Web Apps

Google Opens a Web App Playground in the Cloud

Google unveiled a preview version of its new hosted Web application platform, Google App Engine, late Monday. The new service is more than a simple database-style platform; rather, it provides developers of Web apps with a hosted solution upon which they can write their applications.

Google App Engine is a way for developers to run their Web applications using Google’s extensive infrastructure. The company’s goal is to make it easier for developers to get their applications up and running and also make it easier to scale once millions of users begin using the application. Google compared the new service to Blogger, its weblog application.

“In the same way that Blogger made it easy to create a blog, Google App Engine is designed from the ground up to make it easy to create and run Web applications,” said Kevin Gibbs, tech lead for Google App Engine.

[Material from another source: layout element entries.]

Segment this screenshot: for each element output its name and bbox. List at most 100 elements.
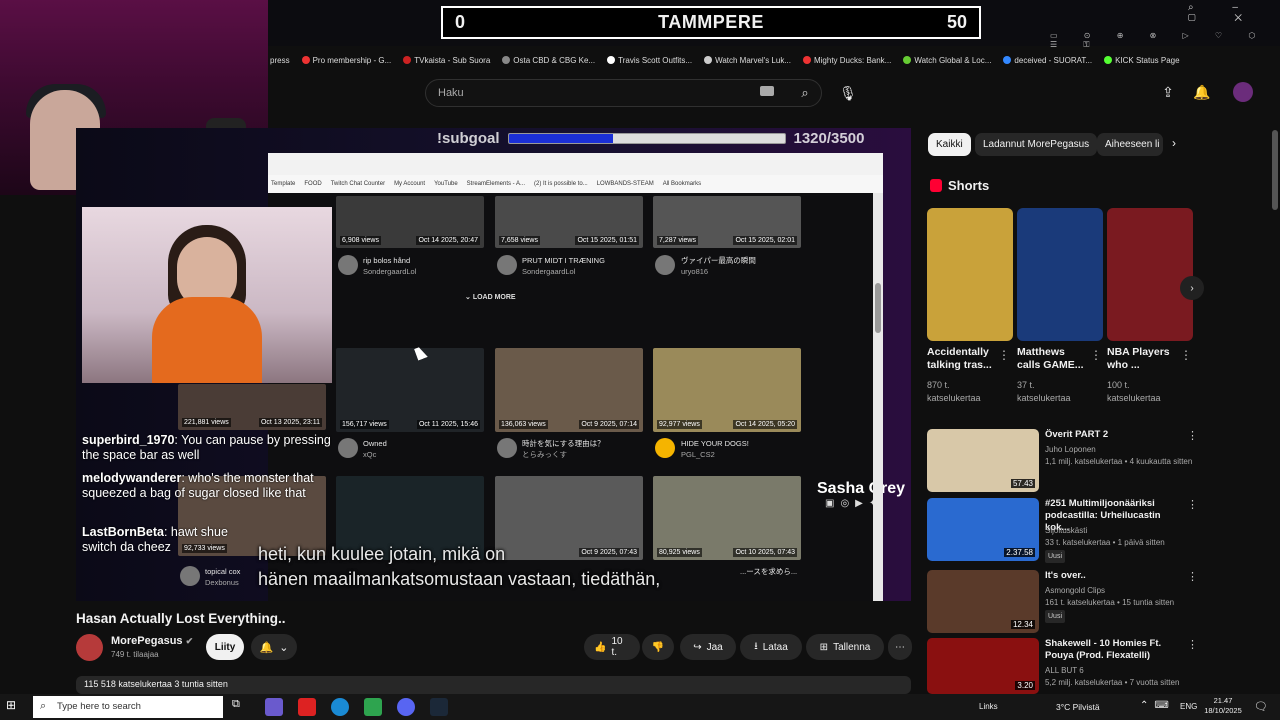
subscribe-bell-button[interactable]: 🔔 ⌄ <box>251 634 297 660</box>
recommended-video[interactable]: 57.43 Överit PART 2 Juho Loponen 1,1 mil… <box>927 429 1198 493</box>
bookmark-item[interactable]: press <box>270 56 290 65</box>
discord-icon[interactable] <box>397 698 415 716</box>
short-views: 37 t. katselukertaa <box>1017 380 1071 403</box>
video-thumbnail: 6,908 views Oct 14 2025, 20:47 <box>336 196 484 248</box>
subgoal-overlay: !subgoal 1320/3500 <box>437 129 887 147</box>
more-icon[interactable]: ⋮ <box>1187 498 1198 511</box>
shorts-icon <box>930 179 942 192</box>
more-icon[interactable]: ⋮ <box>1180 348 1192 362</box>
bookmark-item[interactable]: deceived - SUORAT... <box>1003 56 1092 65</box>
task-view-icon[interactable]: ⧉ <box>232 698 250 716</box>
short-views: 870 t. katselukertaa <box>927 380 981 403</box>
bookmark-item: YouTube <box>434 181 458 187</box>
thumbs-up-icon: 👍 <box>594 641 607 653</box>
bookmark-item[interactable]: Watch Global & Loc... <box>903 56 991 65</box>
app-icon[interactable] <box>265 698 283 716</box>
video-thumbnail: 92,977 views Oct 14 2025, 05:20 <box>653 348 801 432</box>
voice-search-button[interactable]: 🎙 <box>835 80 861 106</box>
more-icon[interactable]: ⋮ <box>1187 638 1198 651</box>
keyboard-icon[interactable] <box>760 86 774 96</box>
recommended-meta: 161 t. katselukertaa • 15 tuntia sitten <box>1045 598 1175 607</box>
chip-all[interactable]: Kaikki <box>928 133 971 156</box>
channel-name[interactable]: MorePegasus ✔ <box>111 635 193 647</box>
browser-toolbar-icons[interactable]: ▭ ⊙ ⊕ ⊗ ▷ ♡ ⬡ ☰ ⚿ <box>1050 31 1280 50</box>
chat-message: melodywanderer: who's the monster that s… <box>82 471 314 500</box>
notification-center-icon[interactable]: 🗨 <box>1254 700 1268 713</box>
video-thumbnail: 57.43 <box>927 429 1039 492</box>
short-thumbnail[interactable] <box>1107 208 1193 341</box>
weather-widget[interactable]: 3°C Pilvistä <box>1056 702 1100 712</box>
short-thumbnail[interactable] <box>927 208 1013 341</box>
steam-icon[interactable] <box>430 698 448 716</box>
recommended-video[interactable]: 12.34 It's over.. Asmongold Clips 161 t.… <box>927 570 1198 634</box>
subscriber-count: 749 t. tilaajaa <box>111 650 159 659</box>
windows-start-icon[interactable]: ⊞ <box>6 698 22 714</box>
subgoal-count: 1320/3500 <box>793 129 865 147</box>
account-avatar[interactable] <box>1233 82 1253 102</box>
upload-icon[interactable]: ⇪ <box>1158 82 1178 102</box>
chip-uploader[interactable]: Ladannut MorePegasus <box>975 133 1098 156</box>
window-controls[interactable]: ⌕ – ▢ ✕ <box>1188 2 1280 24</box>
bookmark-icon: ⊞ <box>819 641 829 653</box>
taskbar-links[interactable]: Links <box>979 702 998 711</box>
dislike-button[interactable]: 👎 <box>642 634 674 660</box>
stream-bookmarks-bar: Template FOOD Twitch Chat Counter My Acc… <box>268 175 883 193</box>
notifications-icon[interactable]: 🔔 <box>1192 82 1212 102</box>
bookmark-item[interactable]: Travis Scott Outfits... <box>607 56 692 65</box>
avatar <box>655 255 675 275</box>
share-button[interactable]: ↪ Jaa <box>680 634 736 660</box>
thumbs-down-icon: 👎 <box>651 641 665 653</box>
chip-related[interactable]: Aiheeseen li <box>1097 133 1163 156</box>
bookmark-item[interactable]: Pro membership - G... <box>301 56 391 65</box>
subtitle-overlay: heti, kun kuulee jotain, mikä on hänen m… <box>258 544 661 589</box>
app-icon[interactable] <box>364 698 382 716</box>
short-views: 100 t. katselukertaa <box>1107 380 1161 403</box>
video-meta: rip bolos hånd SondergaardLol <box>363 256 417 276</box>
system-tray-icons[interactable]: ⌃⌨ <box>1140 700 1175 711</box>
video-title: Hasan Actually Lost Everything.. <box>76 611 286 626</box>
chevron-right-icon: › <box>1190 282 1194 294</box>
download-button[interactable]: ⭳ Lataa <box>740 634 802 660</box>
recommended-video[interactable]: 2.37.58 #251 Multimiljoonääriksi podcast… <box>927 498 1198 563</box>
clock[interactable]: 21.47 18/10/2025 <box>1203 696 1243 716</box>
short-title[interactable]: Matthews calls GAME... <box>1017 346 1087 372</box>
more-actions-button[interactable]: ⋯ <box>888 634 912 660</box>
bell-icon: 🔔 <box>259 641 274 654</box>
bookmark-item[interactable]: Watch Marvel's Luk... <box>704 56 791 65</box>
taskbar-search-input[interactable]: Type here to search <box>33 696 223 718</box>
page-scrollbar[interactable] <box>1272 130 1278 210</box>
chevron-right-icon[interactable]: › <box>1172 136 1176 150</box>
bookmark-item[interactable]: TVkaista - Sub Suora <box>403 56 490 65</box>
short-title[interactable]: Accidentally talking tras... <box>927 346 997 372</box>
recommended-video[interactable]: 3.20 Shakewell - 10 Homies Ft. Pouya (Pr… <box>927 638 1198 702</box>
more-icon[interactable]: ⋮ <box>998 348 1010 362</box>
short-thumbnail[interactable] <box>1017 208 1103 341</box>
bookmark-item[interactable]: Mighty Ducks: Bank... <box>802 56 891 65</box>
bookmark-item: FOOD <box>304 181 322 187</box>
subgoal-progress-fill <box>508 133 613 143</box>
chat-message: superbird_1970: You can pause by pressin… <box>82 433 331 462</box>
bookmark-item[interactable]: Osta CBD & CBG Ke... <box>502 56 595 65</box>
score-title: TAMMPERE <box>658 12 764 32</box>
description-box[interactable]: 115 518 katselukertaa 3 tuntia sitten <box>76 676 911 694</box>
channel-avatar[interactable] <box>76 634 103 661</box>
like-button[interactable]: 👍 10 t. <box>584 634 640 660</box>
search-button[interactable]: ⌕ <box>790 80 820 106</box>
score-right: 50 <box>946 12 967 32</box>
short-title[interactable]: NBA Players who ... <box>1107 346 1177 372</box>
avatar <box>497 255 517 275</box>
save-button[interactable]: ⊞ Tallenna <box>806 634 884 660</box>
more-icon[interactable]: ⋮ <box>1090 348 1102 362</box>
language-indicator[interactable]: ENG <box>1180 702 1197 711</box>
shorts-next-button[interactable]: › <box>1180 276 1204 300</box>
recommended-channel: Juho Loponen <box>1045 445 1096 454</box>
join-button[interactable]: Liity <box>206 634 244 660</box>
more-icon[interactable]: ⋮ <box>1187 570 1198 583</box>
stream-scrollbar <box>873 193 883 601</box>
bookmark-item[interactable]: KICK Status Page <box>1104 56 1180 65</box>
stream-browser-toolbar <box>268 153 883 175</box>
edge-icon[interactable] <box>331 698 349 716</box>
opera-icon[interactable] <box>298 698 316 716</box>
video-thumbnail: 2.37.58 <box>927 498 1039 561</box>
more-icon[interactable]: ⋮ <box>1187 429 1198 442</box>
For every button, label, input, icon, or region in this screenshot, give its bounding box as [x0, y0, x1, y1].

App Engine, according to Google, will also make the applications built using it run more reliably no matter the load or amount of data.

Applicable Technology

Google App Engine will enable developers to write Web apps built upon the same “building blocks” Google uses, such as GFS and Bigtable, the company explained. The development environment will feature the following:

  • Dynamic Web serving, with full support of common Web technologies
  • Persistent storage powered by Bigtable and GFS with queries, sorting and transactions
  • Automatic scaling and load balancing
  • Google application programming interfaces for authenticating users and sending e-mail
  • A fully featured local development environment

At the outset, App Engine will only support applications written in Python version 2.5.2. The runtime environment includes the full Python language and most of the Python standard library. Google, however, plans to add support for other languages over time.

Developers can opt to receive a free domain name on the appspot.com domain or serve their application from their own domain. Applications will run in a secure sandbox environment that offers limited access to the underlying operating system, Google said. This enables App Engine to distribute Web requests for any one application across multiple servers as well as start and stop servers based on traffic demands.

It also isolates an application within a secure cocoon that is independent of the hardware, operating system and physical location of the Web server.

During the preview, Google has limited the number of users to 10,000 developers. The free accounts can use up to 500 MB of storage and enough central processing unit and bandwidth to support 5 million page views per month.

Small Guy, Big Traffic

The new service is aimed at smaller developers, who tend to be more aggressive with these services than their larger counterparts, said Gordon Haff, principle IT adviser at Illuminata.

“Small from a development resources view does not necessarily translate into small from a, for example, Web page traffic view,” he pointed out.

These companies, lacking a huge, existing legacy infrastructure, have the freedom larger enterprises lack and are able to go and source their IT in the most efficient way.

“Google App Engine is a fairly specific IT environment. This isn’t necessarily going to be the answer to 100 percent of a company’s computing needs. This is in some ways a more monolithic service than what Amazon offers. Amazon offers a component sale, whereas Google says ‘we’ll run your code,'” Haff explained.

Joining the Cloud Crowd

Google joins companies including Amazon and Salesforce.com in offering cloud-based computing services.

For its part, Google already has a well-established presence in the Software as a Service (SaaS) area of the cloud computing market. Similar to but not the same as Amazon’s EC2, S3 and SimpleDB service, App Engine falls somewhere between Amazon’s hardware as a service offering and a SaaS play, Haff told TechNewsWorld.

The market will likely not settle on one specific approach, according to Haff. For example, the Salesforce.com solution offers users more or less complete applications that users can customize or expand. Alternately, they may want to purchase computing from Amazon to do whatever they wish with it. Google, on the other hand, offers a blank slate that fits in between the service provided by its two competitors.

“This is clearly different from what Amazon is offering, but is part of a continuing trend. It is not really a big surprise to anyone that Google was going to step into this space. The only real questions were how and when,” he said.